Para ahli linguistik berpandangan bahwa bahasa merupakan sistem tanda. Bahasa merupakan wakil dari sesuatu. Mulai dari yang bentuknya abstrak hingga konkret. Bahasa juga dapat menjadi tanda atas perasaan manusia, sesuatu yang niskala (kokoh, kuat). Selain itu bahasa pun menjadi tanda atas benda-benda berwujud, seperti kata pohon yang mewakili sebuah tumbuhan berbatang kayu dan berdaun.
Terkait bahasa sebagai tanda, Saussure menggunakan tiga istilah, yaitu: sign (tanda), signifier (penanda), dan signified (petanda). Saussure mengonsepkan, bahwa tanda mempunyai dua sisi. Pertama adalah imaji bunyi sebagai penanda. Kemudian konsep atau petanda.
Misalnya ketika kita mendengar atau mengucapkan kata langit, kita langsung membayangkan konsep di dalam benar: luas, biru, gerombolan warna putih yang membentuk sembarang bentuk. Langit adalah penanda. Sementara gambaran di benak merupakan petanda.

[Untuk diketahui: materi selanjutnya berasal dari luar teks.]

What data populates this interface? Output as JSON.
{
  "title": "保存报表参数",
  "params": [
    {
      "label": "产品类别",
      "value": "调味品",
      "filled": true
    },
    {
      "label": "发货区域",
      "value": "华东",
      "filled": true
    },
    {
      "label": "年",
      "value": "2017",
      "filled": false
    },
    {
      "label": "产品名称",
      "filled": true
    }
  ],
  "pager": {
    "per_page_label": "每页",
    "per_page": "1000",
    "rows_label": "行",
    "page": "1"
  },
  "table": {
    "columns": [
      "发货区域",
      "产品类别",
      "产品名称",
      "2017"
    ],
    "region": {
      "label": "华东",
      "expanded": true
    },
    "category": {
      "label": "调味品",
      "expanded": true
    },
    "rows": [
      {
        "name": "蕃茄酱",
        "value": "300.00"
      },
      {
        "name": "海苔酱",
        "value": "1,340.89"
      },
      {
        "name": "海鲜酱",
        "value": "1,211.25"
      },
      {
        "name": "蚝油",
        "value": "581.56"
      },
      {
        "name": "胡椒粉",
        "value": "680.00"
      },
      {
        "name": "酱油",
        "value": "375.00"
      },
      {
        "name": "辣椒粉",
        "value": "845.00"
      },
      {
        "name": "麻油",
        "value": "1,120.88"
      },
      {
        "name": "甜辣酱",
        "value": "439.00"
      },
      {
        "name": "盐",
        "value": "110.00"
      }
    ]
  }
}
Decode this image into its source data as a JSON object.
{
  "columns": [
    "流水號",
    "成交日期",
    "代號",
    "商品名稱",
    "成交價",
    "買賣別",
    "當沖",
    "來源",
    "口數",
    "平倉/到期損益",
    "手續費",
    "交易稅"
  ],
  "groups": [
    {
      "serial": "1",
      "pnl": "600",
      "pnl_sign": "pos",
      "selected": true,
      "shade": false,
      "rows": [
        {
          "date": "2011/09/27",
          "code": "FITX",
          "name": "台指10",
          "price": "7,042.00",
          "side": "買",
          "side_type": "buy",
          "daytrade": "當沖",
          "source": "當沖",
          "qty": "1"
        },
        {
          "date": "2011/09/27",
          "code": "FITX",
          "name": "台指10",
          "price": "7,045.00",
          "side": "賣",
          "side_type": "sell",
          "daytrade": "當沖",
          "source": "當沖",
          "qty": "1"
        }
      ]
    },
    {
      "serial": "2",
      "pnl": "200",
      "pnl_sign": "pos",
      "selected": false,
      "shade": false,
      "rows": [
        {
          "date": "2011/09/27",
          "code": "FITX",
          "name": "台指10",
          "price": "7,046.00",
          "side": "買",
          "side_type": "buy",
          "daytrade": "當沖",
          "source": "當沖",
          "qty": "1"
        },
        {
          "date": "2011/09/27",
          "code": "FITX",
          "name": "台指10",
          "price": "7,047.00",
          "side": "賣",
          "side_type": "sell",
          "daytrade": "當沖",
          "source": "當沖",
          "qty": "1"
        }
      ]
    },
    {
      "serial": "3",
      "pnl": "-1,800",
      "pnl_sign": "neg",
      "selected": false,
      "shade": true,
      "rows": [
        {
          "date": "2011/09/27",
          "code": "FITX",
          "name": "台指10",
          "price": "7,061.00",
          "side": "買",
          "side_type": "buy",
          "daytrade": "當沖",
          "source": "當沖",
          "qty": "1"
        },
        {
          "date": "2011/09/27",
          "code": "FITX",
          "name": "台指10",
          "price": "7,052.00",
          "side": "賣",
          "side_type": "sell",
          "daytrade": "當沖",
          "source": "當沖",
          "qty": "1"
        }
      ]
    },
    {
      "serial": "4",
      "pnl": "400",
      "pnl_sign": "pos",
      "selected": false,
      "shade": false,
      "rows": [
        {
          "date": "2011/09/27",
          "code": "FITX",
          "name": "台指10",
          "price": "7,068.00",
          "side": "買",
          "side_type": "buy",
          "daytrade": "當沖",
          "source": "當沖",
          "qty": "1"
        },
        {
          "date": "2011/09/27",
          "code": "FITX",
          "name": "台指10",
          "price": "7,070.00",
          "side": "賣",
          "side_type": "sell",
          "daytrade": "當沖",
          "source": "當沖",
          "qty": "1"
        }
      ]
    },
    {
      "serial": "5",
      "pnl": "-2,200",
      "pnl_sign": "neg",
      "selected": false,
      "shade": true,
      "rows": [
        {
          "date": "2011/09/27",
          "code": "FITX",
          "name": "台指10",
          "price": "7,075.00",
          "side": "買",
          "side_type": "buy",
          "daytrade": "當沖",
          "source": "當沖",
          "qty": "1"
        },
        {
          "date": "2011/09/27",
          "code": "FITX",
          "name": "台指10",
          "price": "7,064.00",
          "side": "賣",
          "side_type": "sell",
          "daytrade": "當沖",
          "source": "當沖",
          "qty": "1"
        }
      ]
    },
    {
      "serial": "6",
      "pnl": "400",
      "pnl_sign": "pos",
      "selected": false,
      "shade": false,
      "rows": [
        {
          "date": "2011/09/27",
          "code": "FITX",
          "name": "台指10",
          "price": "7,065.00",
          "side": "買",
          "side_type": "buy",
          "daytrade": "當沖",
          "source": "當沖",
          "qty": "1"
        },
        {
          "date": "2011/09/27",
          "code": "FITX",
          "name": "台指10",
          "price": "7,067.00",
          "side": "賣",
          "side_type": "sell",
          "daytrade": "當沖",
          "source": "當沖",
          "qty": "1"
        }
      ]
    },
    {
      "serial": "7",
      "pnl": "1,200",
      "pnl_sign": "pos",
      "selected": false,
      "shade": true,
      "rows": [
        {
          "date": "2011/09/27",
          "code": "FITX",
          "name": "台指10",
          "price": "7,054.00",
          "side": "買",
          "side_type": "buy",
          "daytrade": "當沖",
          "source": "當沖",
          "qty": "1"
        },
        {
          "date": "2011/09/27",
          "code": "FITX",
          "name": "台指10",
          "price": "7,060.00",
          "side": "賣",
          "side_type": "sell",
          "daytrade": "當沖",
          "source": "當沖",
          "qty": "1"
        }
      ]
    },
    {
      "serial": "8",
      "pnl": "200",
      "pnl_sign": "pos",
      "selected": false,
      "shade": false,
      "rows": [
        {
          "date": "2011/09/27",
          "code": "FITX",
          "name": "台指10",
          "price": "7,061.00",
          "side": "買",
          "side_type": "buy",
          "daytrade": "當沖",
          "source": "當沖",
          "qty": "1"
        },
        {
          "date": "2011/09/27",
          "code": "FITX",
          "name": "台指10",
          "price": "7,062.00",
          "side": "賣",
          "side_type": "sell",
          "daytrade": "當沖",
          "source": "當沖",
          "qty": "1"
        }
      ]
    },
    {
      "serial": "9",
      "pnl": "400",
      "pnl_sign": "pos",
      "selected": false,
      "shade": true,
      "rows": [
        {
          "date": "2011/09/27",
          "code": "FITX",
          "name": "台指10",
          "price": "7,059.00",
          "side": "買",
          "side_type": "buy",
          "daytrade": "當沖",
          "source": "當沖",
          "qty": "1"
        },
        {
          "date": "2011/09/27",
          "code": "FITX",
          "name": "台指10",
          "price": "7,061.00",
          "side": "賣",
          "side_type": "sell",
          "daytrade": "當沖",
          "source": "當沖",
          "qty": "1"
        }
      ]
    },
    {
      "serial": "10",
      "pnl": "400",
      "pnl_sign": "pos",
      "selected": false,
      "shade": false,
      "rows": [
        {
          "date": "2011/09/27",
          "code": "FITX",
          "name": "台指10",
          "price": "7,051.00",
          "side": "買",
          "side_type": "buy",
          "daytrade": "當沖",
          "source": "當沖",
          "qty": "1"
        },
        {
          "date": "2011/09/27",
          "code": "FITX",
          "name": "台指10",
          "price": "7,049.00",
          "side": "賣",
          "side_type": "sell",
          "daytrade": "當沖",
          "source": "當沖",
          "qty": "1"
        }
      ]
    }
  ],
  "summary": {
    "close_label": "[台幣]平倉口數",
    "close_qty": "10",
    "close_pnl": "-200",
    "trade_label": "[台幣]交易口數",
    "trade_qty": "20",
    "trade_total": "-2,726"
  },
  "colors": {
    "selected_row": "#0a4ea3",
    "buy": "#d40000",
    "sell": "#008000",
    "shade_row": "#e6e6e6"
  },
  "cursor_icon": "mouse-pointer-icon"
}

Penanda bisa menimbulkan petanda. Begitu pun sebaliknya. Penanda dan petanda berhubungan. Lebih dari itu, perlu digarisbawahi, bahwa keduanya memiliki relasi yang arbitrer. Maksud arbitrer adalah sifanya manasuka, berarti tidak terdapat suatu keharusan bahwa suatu rangkaian bunyi tertentu harus mengandung arti yang tertentu pula. Makna sebuah kata tergantung dari konvensi (kesepakatan) masyarakat bahasa yang terlibat dalam komunikasi tersebut.